In other words, the number of African-American judges sitting today on the Eleventh Circuit is the same as it was more than 30 years ago. This should concern everyone who cares about ensuring that our federal judiciary reflects the diversity of our nation and that our courts inspire confidence among our communities. Given its substantial African-American population, and the large pool of superbly qualified African-American attorneys and judges from which to select an appellate judge, the Eleventh Circuit should have more than one African-American jurist by this time.
The lack of racial diversity on the Eleventh Circuit stands in stark contrast to its neighboring circuit courts. Four of the 15 judges on the Fourth Circuit (Maryland, Virginia, West Virginia, North Carolina and South Carolina) are African-American. Two of the 17 seats on the Fifth Circuit (Mississippi, Louisiana and Texas) are filled by African-American judges.
President Obama has already secured confirmation of two judges to the Eleventh Circuit, a white female from Georgia and a Latino nominee from Florida. He has nominated a white woman, Jill Pryor, to another Georgia vacancy. We should applaud this increase in gender and ethnic diversity on the Eleventh Circuit.
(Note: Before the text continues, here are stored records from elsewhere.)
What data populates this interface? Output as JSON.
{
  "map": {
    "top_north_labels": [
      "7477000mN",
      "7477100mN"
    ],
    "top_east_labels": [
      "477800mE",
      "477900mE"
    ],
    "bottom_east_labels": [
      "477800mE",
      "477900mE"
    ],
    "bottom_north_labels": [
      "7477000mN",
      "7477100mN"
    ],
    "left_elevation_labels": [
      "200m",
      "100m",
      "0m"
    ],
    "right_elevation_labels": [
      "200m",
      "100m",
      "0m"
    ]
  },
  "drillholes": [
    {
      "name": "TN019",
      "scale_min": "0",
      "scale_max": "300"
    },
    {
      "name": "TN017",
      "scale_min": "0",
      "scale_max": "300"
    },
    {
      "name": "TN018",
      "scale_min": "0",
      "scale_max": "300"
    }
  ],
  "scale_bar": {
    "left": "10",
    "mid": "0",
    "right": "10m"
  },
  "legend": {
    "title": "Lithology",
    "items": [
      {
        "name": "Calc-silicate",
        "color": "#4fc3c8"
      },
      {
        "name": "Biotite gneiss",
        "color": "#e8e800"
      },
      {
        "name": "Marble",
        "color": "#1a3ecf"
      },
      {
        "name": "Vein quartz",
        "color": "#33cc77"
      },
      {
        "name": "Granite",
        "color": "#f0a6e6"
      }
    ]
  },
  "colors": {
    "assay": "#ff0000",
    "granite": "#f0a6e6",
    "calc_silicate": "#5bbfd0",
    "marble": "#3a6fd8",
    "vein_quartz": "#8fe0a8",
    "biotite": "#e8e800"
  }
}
Now it’s time for President Obama to focus on bringing greater racial diversity to this court. Fortunately, there are several opportunities for the president to do just that. A fourth vacancy, also from Georgia, is open on the Eleventh Circuit. Judge Rosemary Barkett from Florida recently retired, creating yet another vacancy. Judge Joel Dubina from Alabama is expected to follow, creating a sixth vacancy. Qualified African-American candidates must receive strong consideration.
Diversity within the federal judiciary should be a paramount concern for all those affected by its decisions. Sen. Rubio should cease his antics and allow William Thomas to be confirmed by the Senate. At the same time, President Obama should even more aggressively seek to ensure that nominees to the Eleventh Circuit reflect the rich diversity of the states it serves.
Leslie Proll is the director of the D.C. Office at NAACP Legal Defense and Educational Fund, Inc.